The easiest way to exemplify what Godard's Weekend (P207) may be seeking to redeem is with Hyborian exemplars.
'Neutral value', for a start, is not physical but mental, in that our own world is ruled by the brain (of acolytes of the mirror of illusions or inductive logic.)
Capitalism is the practice of inductive logic. In other words, it's the obsession with numbers (monetary). Grace Slick recalls in her memoir (HB62/1)
Then, on
October 30, 1939, at Chicago Hope Hospital, Virginia Wing gave birth to Grace
Barnett Wing at 7;45 A.M. Well, not really. I don’t actually know my actual
time of birth or the name of the hospital, because they weren’t written on my
birth certificate. Back then, record keepers weren’t as anal-compulsive as they
are today, so I’ve always made up my own stats when it was time to fill in the
blanks. (page 12 – compare
with Lindsay Anderson quote on ‘numbers’ Alternates 4)
The 30s/40s/50s obviously wasn't as 'bad' as the 90s when the book was written, and not so bad as today. Why? Because numbers are algorithms and we now live by algorithms. We are all machine-code.
The mental attribute is hard-wired and leads to ever more sameness. In the opening car jam in Weekend, the irony is that all the people strive to be different while they are all in the same predicament (of being in the same intractable situation.)
So the open question has to be: are the compulsions of capitalism and consumption the same as those of the inductive parallel reality? I think they have to be, since capitalism is simply the practical application of induction on the population.
Induction has a neutralising influence, whereby psychic reservoir is gobbled-up by goods in the capital system (P207). News is likewise the domain of expertise and 'neutral facts' that cannot be challenged.
Inductive wizardry goes right back to Newton, which Blake's print captures -see P201 - the body becomes almost an outgrowth of the dominant head, and the compulsion of the ego is oblivious to primal surroundings. This parallel reality is compulsive and ineluctably attracts the ego to its sterility.
The body contains reciprocal value in the opposing elements of the physique, but the universe of primitive action occurs outside the parallel universe of numbers and algorithms.
Sorcery is the expertise that delves more and more into this illusory reality. The reality of the brain is electro-chemical impulses as opposed to the physical reality of the fertile universe.
At this point, one has to state what the fertile universe is! It's not simply a case of being erotic and frolicking in the woods; it's the large-scale similarities that are apparent in nature.
Different things grow irregularly, and irregular lines create vibrancy of colour and mottled ochres.
A line can go left or right, so there is a continual vibrancy in the way it moves. There tends to be a sense of casual degradation, that the natural world is trying to get in there. The worm wriggles in the nooks and crannies.
The physical ease of such settings has an effect on the psyche, much like a campfire that soothes the vagabond after a day's exertions. All that is seductive to the area of bodily and psychic ease. Cynthia Harnett's illustrations to The Wool-sack (prev) are another case-in-point.

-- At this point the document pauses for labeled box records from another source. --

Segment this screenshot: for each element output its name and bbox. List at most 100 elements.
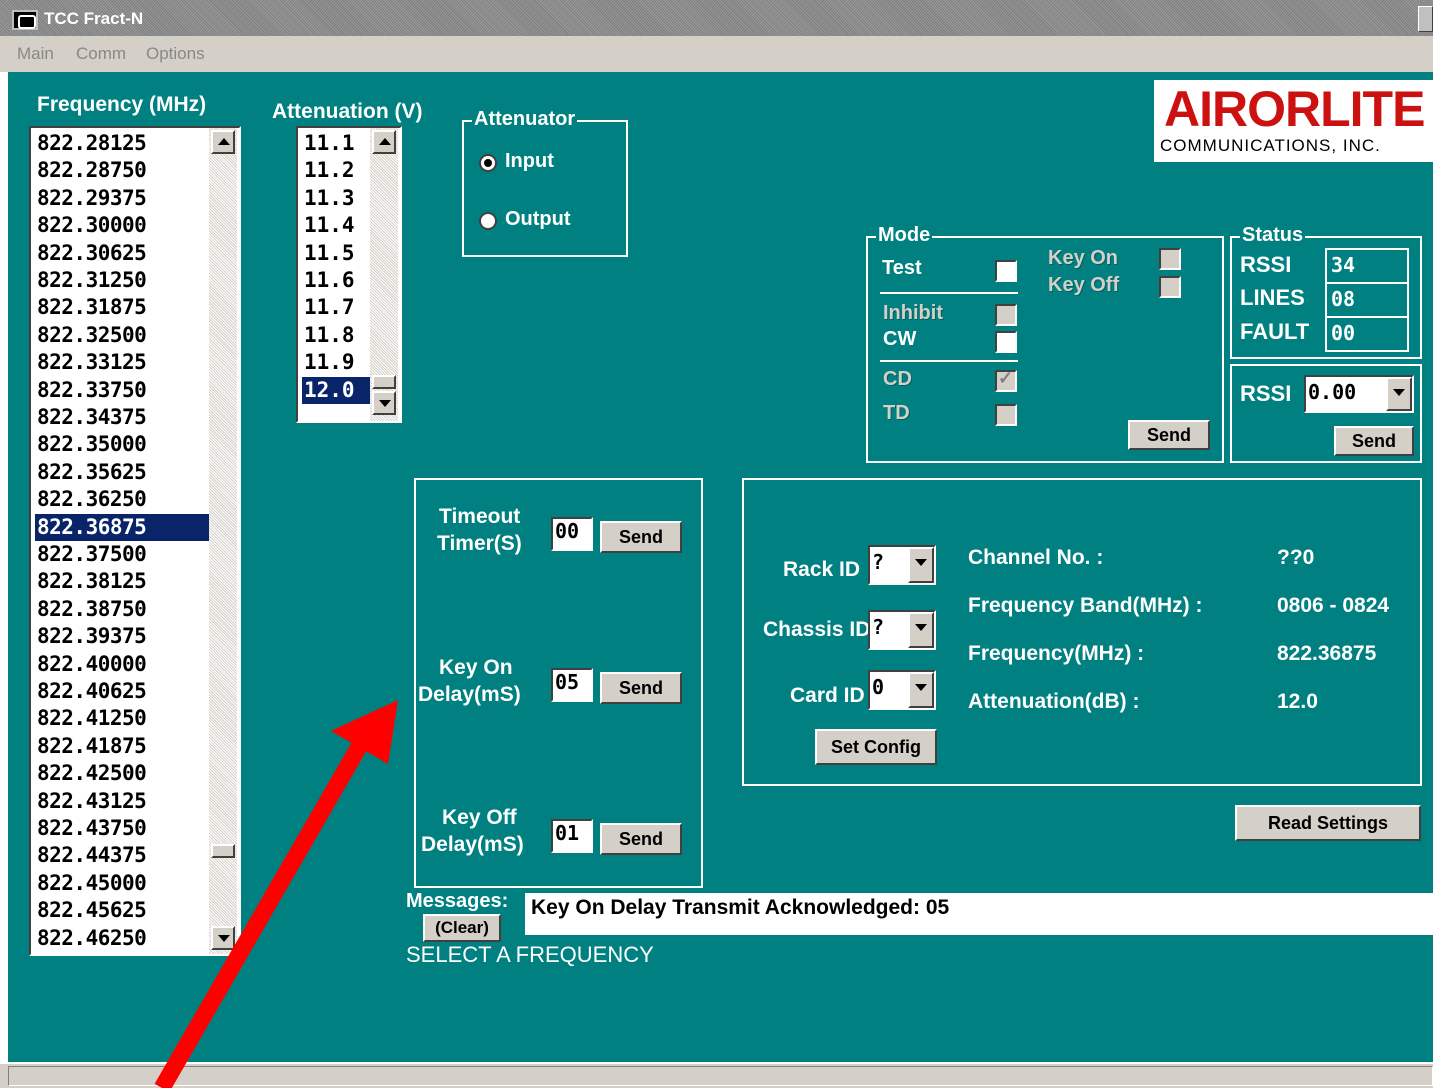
attenuation-list-item[interactable]: 12.0 — [302, 376, 372, 404]
att-scroll-down-button[interactable] — [372, 391, 396, 415]
timeout-input[interactable]: 00 — [551, 517, 593, 551]
menu-main[interactable]: Main — [17, 44, 54, 64]
frequency-list-item[interactable]: 822.32500 — [35, 322, 147, 349]
attenuation-list-item[interactable]: 11.6 — [302, 267, 355, 294]
frequency-list-item[interactable]: 822.44375 — [35, 842, 147, 869]
scroll-up-button[interactable] — [211, 130, 235, 154]
frequency-list-item[interactable]: 822.39375 — [35, 623, 147, 650]
input-radio-label[interactable]: Input — [505, 150, 554, 173]
cd-checkbox[interactable] — [995, 368, 1017, 392]
attenuation-list-item[interactable]: 11.7 — [302, 294, 355, 321]
timeout-send-button[interactable]: Send — [600, 521, 682, 553]
frequency-list-item[interactable]: 822.30000 — [35, 212, 147, 239]
dropdown-button[interactable] — [908, 612, 934, 648]
frequency-list-item[interactable]: 822.30625 — [35, 240, 147, 267]
frequency-list-item[interactable]: 822.38125 — [35, 568, 147, 595]
window-title: TCC Fract-N — [44, 9, 144, 28]
rack-id-label: Rack ID — [783, 558, 861, 581]
prompt-text: SELECT A FREQUENCY — [406, 942, 654, 967]
frequency-list-item[interactable]: 822.35000 — [35, 431, 147, 458]
menu-comm[interactable]: Comm — [76, 44, 126, 64]
output-radio-label[interactable]: Output — [505, 208, 571, 231]
mode-send-button[interactable]: Send — [1128, 420, 1210, 450]
dropdown-button[interactable] — [908, 672, 934, 708]
fault-status-value: 00 — [1325, 316, 1409, 352]
dropdown-button[interactable] — [908, 547, 934, 583]
chassis-id-select[interactable]: ? — [868, 610, 936, 650]
td-label: TD — [883, 402, 910, 424]
td-checkbox[interactable] — [995, 404, 1017, 426]
frequency-list-item[interactable]: 822.36250 — [35, 486, 147, 513]
frequency-list-item[interactable]: 822.45625 — [35, 897, 147, 924]
frequency-list-item[interactable]: 822.28750 — [35, 157, 147, 184]
frequency-list-item[interactable]: 822.37500 — [35, 541, 147, 568]
card-id-select[interactable]: 0 — [868, 670, 936, 710]
scroll-down-button[interactable] — [211, 926, 235, 950]
set-config-button[interactable]: Set Config — [815, 729, 937, 765]
input-radio[interactable] — [479, 154, 497, 172]
attenuation-list-item[interactable]: 11.1 — [302, 130, 355, 157]
cw-checkbox[interactable] — [995, 331, 1017, 353]
frequency-list-item[interactable]: 822.33750 — [35, 377, 147, 404]
title-bar[interactable] — [0, 0, 1433, 36]
config-attenuation-label: Attenuation(dB) : — [968, 690, 1140, 713]
key-on-checkbox[interactable] — [1159, 248, 1181, 270]
frequency-list-item[interactable]: 822.28125 — [35, 130, 147, 157]
frequency-list-item[interactable]: 822.43125 — [35, 788, 147, 815]
attenuation-list-item[interactable]: 11.4 — [302, 212, 355, 239]
frequency-list-item[interactable]: 822.45000 — [35, 870, 147, 897]
attenuation-list-item[interactable]: 11.9 — [302, 349, 355, 376]
frequency-list-item[interactable]: 822.35625 — [35, 459, 147, 486]
key-off-delay-input[interactable]: 01 — [551, 819, 593, 853]
frequency-list-item[interactable]: 822.33125 — [35, 349, 147, 376]
menu-options[interactable]: Options — [146, 44, 205, 64]
band-label: Frequency Band(MHz) : — [968, 594, 1203, 617]
frequency-list-item[interactable]: 822.29375 — [35, 185, 147, 212]
frequency-list-item[interactable]: 822.36875 — [35, 513, 209, 541]
frequency-list-item[interactable]: 822.46250 — [35, 925, 147, 952]
attenuation-list-item[interactable]: 11.5 — [302, 240, 355, 267]
frequency-list-item[interactable]: 822.41875 — [35, 733, 147, 760]
test-checkbox[interactable] — [995, 260, 1017, 282]
config-attenuation-value: 12.0 — [1277, 690, 1318, 713]
channel-label: Channel No. : — [968, 546, 1104, 569]
key-off-delay-send-button[interactable]: Send — [600, 823, 682, 855]
chevron-down-icon — [1393, 389, 1405, 396]
dropdown-button[interactable] — [1386, 377, 1412, 411]
minimize-button[interactable] — [1418, 6, 1433, 32]
rssi-select[interactable]: 0.00 — [1304, 375, 1414, 413]
frequency-listbox[interactable]: 822.28125 822.28750 822.29375 822.30000 822.… — [29, 126, 241, 956]
clear-messages-button[interactable]: (Clear) — [423, 914, 501, 942]
attenuation-list-item[interactable]: 11.2 — [302, 157, 355, 184]
card-id-value: 0 — [872, 675, 885, 699]
att-scroll-thumb[interactable] — [372, 375, 396, 389]
lines-status-label: LINES — [1240, 285, 1305, 310]
attenuation-listbox[interactable]: 11.1 11.2 11.3 11.4 11.5 11.6 11.7 11.8 11.9 12.0 — [296, 126, 402, 423]
key-on-delay-send-button[interactable]: Send — [600, 672, 682, 704]
rssi-send-button[interactable]: Send — [1334, 426, 1414, 456]
frequency-list-item[interactable]: 822.34375 — [35, 404, 147, 431]
frequency-list-item[interactable]: 822.40000 — [35, 651, 147, 678]
channel-value: ??0 — [1277, 546, 1315, 569]
frequency-list-item[interactable]: 822.31250 — [35, 267, 147, 294]
attenuation-list-item[interactable]: 11.3 — [302, 185, 355, 212]
message-text: Key On Delay Transmit Acknowledged: 05 — [525, 893, 1433, 935]
frequency-list-item[interactable]: 822.40625 — [35, 678, 147, 705]
rack-id-select[interactable]: ? — [868, 545, 936, 585]
frequency-scrollbar[interactable] — [209, 128, 237, 954]
frequency-list-item[interactable]: 822.41250 — [35, 705, 147, 732]
attenuation-list-item[interactable]: 11.8 — [302, 322, 355, 349]
att-scroll-up-button[interactable] — [372, 130, 396, 154]
frequency-list-item[interactable]: 822.42500 — [35, 760, 147, 787]
frequency-list-item[interactable]: 822.31875 — [35, 294, 147, 321]
key-off-checkbox[interactable] — [1159, 276, 1181, 298]
read-settings-button[interactable]: Read Settings — [1235, 805, 1421, 841]
frequency-scroll-thumb[interactable] — [211, 844, 235, 858]
output-radio[interactable] — [479, 212, 497, 230]
frequency-list-item[interactable]: 822.38750 — [35, 596, 147, 623]
key-on-delay-input[interactable]: 05 — [551, 668, 593, 702]
inhibit-checkbox[interactable] — [995, 304, 1017, 326]
cd-label: CD — [883, 368, 912, 390]
frequency-list-item[interactable]: 822.43750 — [35, 815, 147, 842]
app-icon[interactable] — [12, 10, 38, 30]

In the fertile universe, metamorphosis is allowed, which means that degradation and decadence are part of the scene ,a sign of the powerful forces of nature in operation.
Smith's print has a broken wood carving on bottom right. Rotten wood is a powerful symbol of physical processes that decay and regenerate.Before going full-on into Hyborian motifs, here are another two pictures that speak of dim lights, mottled hues, frayed fabrics and an old-time vibrancy of decadent living (P202)
It's a type of casual attitude to living in nomadic ways of a 60s hippy/beatnik culture; a Bedouin tent come VW campervan ethos.
The big question is, why did this ethos decline and capital surge forward once more following the '68 fracas in France, Woodstock and all that jazz? It seems that people honestly believe in the benefits, but it seems also that a half-truth is being promulgated.
Optimism is electric and the future we are being sold is essentially 100% electric that one's brain then plugs-into, one with the machine. But as has been noted previously, this implies the stories we are told do not broach the dark side of existence; expressive algorithms (prev) will only tell optimistic stories.
The Noto-esque, dark and bestial underworld of debauched metamorphosis is totally not there (see The Rape of Europa, Titian.) You will only get it in fantasy; you will get it in Grant Morrison and Ye West, the mainstream will blithely stay the same.
The problem is, without the dark underworld of the carbon-based soil that harbours things living and decaying, there can be no revival (no Dionysian rites of jollity.)
The half-truth is that the psyche is much more like an algorithm - humans become half-machine, while algorithms become half-human. In a quest for sameness and what 'they' call camaraderie, one gets stories of optimistic nothingness.
The parallel reality can give stimulation (and simulation, natch), but not the casual sense of being freely active in the animal sense.
"A lie which is half a truth is ever the blackest of lies.." (Beast from animated X-Men 'Weapon X, Lies and Videotape', quoting Alfred Lord Tennyson.)